Among the reforms in Feingold’s JUSTICE Act was a measure requiring targets of “roving” wiretaps to be identified, as is required under criminal wiretap statutes, rather than merely described. Unlike criminal taps, FISA eavesdropping tends to be extraordinarily broad, with any innocent communications picked up “minimized” later. Yet “minimization,” the legal procedures meant to protect the privacy of innocent Americans when their communications are swept up in a FISA wiretap, does not mean deletion. In a 2003 case, US v. Sattar, prosecutors submitted 5,175 recordings made under FISA that had not been “minimized.” Yet, faced with disclosure obligations at trial, it turned out that they were able to produce a far greater volume of recordings: more than 85,000 audio files.
Given that breadth, the risks inherent in “John Doe” warrants, which neither name a specific phone line or Internet account in advance nor identify a target, are obvious. Indeed, a 2005 Inspector General report on the FBI’s translation backlogs revealed that among the eighty‐seven years’ worth of foreign language material recorded FISA in 2004 alone — a tiny fraction of what the NSA collects — there were an undisclosed number of “collections of materials from the wrong sources due to technical problems.” Feingold’s proposed change was not even publicly debated.

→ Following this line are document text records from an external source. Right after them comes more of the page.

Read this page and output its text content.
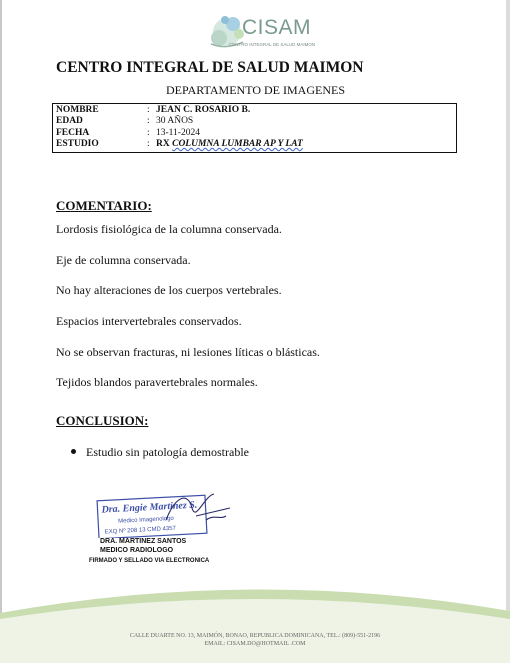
CISAM
CENTRO INTEGRAL DE SALUD MAIMON
CENTRO INTEGRAL DE SALUD MAIMON
DEPARTAMENTO DE IMAGENES
NOMBRE	: JEAN C. ROSARIO B.
EDAD	: 30 AÑOS
FECHA	: 13-11-2024
ESTUDIO	: RX COLUMNA LUMBAR AP Y LAT
COMENTARIO:
Lordosis fisiológica de la columna conservada.
Eje de columna conservada.
No hay alteraciones de los cuerpos vertebrales.
Espacios intervertebrales conservados.
No se observan fracturas, ni lesiones líticas o blásticas.
Tejidos blandos paravertebrales normales.
CONCLUSION:
Estudio sin patología demostrable
Dra. Engie Martinez S.
Medico Imagenologo
EXQ Nº 208 13 CMD 4357
DRA. MARTINEZ SANTOS
MEDICO RADIOLOGO
FIRMADO Y SELLADO VIA ELECTRONICA
CALLE DUARTE NO. 13, MAIMÓN, BONAO, REPUBLICA DOMINICANA, TEL.: (809)-551-2196
EMAIL: CISAM.DO@HOTMAIL .COM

Still harder to justify is the unwillingness to rein in NSLs, now issued by the tens of thousands annually — the majority of which are for the records of US persons. The Senate did see fit to make some modest changes to the NSL gag orders that prohibit recipients from talking about them — orders federal courts had already found unconstitutional in their present form. But there seemed little concern that the massive expansion in the scope of NSL authority under the Patriot Act and subsequent legislation had given rise to the endemic misuse of the letters discovered in two Inspector General reports. As IG Glenn Fine testified in September, two years after that first report, the FBI has still not produced the new internal guidelines his office recommended.
Fortunately, not all legislators are quite so willing to accept the “trust us” standard of the Bush years. Several House Democrats are requesting more public information about the use of 215 orders in particular, and there is still plenty of time to fix the flaccid bill produced by the Senate Judiciary Committee. It will take courage to push back against glib assurances that we can be made safe from terror only if Americans’ private records can be vacuumed into vast databases with few limits. But if Democrats want to project real toughness in the national security arena, this would be a good place to start.